見出し画像

書評「げいさい」会田誠 文藝春秋刊

 油絵作成の過程と心理状態をここまで詳細かつスリリングに書き込んだ小説があっただろうか。会田さんの本業にとって ”最も大切な命題と密接に関わっているはず(本文より)” の一夜。

 4年の執筆期間をかけた芸大受験浪人中の自伝です(会田さんは架空の主人公だとツィートしてましたが)。

 エッセイを除けば、小説はやはり半自伝的な96年の傑作「青春と変態」(ちくま文庫)以来なので、普段あまり縁のない純文学雑誌(文學界3~5月号に初出)を購入しました。

 地方出身の主人公、東京で浪人中、彼女なし(できるのだけど)。

 こういうマイナーで、ちょっと屈折した青年の心情を描かせると会田さんは本当に上手い。美大受験のテクニックや道具、予備校と講師のリアルが会田さんの目線でわかりやすく解説されているのが興味深いです。本業はいうまでもなく、吉本ばななさんも太鼓判を押した会田小説の上手さ面白さ。

  美大受験のオモテウラから話は徐々に核心に。まず、ヨーゼフ・ボイス。作風からファッション、果ては余興のような替え歌まで会田さん自ら歌って動画作品にしたほど、多大な影響を受けた芸術家。
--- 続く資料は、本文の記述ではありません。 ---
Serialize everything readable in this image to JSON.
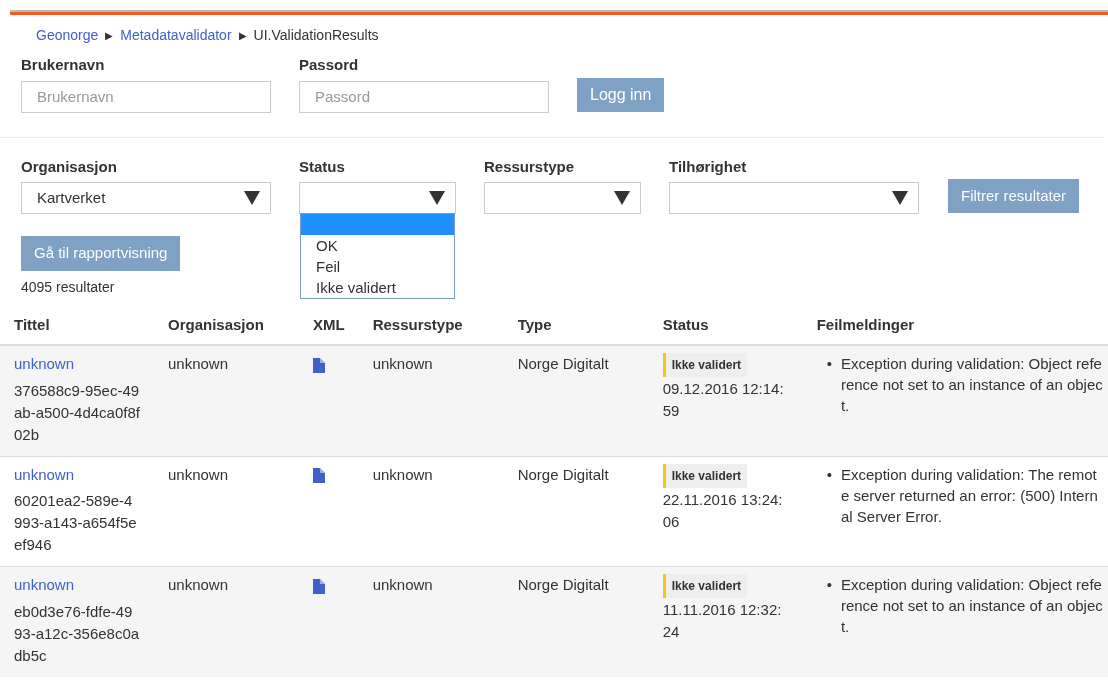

 そして日本国内にしか市場のなくなった明治以降の日本画へ。のちに日展を強烈にディスるに至る会田美術史観の萌芽がもうこの頃から。芸術家どころか美大生ですらなく、圧力に潰されそうな「僕」と、「僕」を囲む個性あふれた登場人物たちは何処にたどり着くのか。

 恋人との顛末、不思議な夢、そして芸大入試当日。実技試験の最後の2時間。

 油絵作成の過程と心理状態をここまで詳細かつスリリングに書き込んだ小説があっただろうか。会田さんの本業にとって ”最も大切な命題と密接に関わっているはず(本文より)” の一夜。

 その一夜をどうしても文章でアウトプットする必要があったんですね。”文章の素人である自分(同)”.... 御冗談を。素人でないのは「青春と変態」で実証済み。青春小説の名作またひとつ。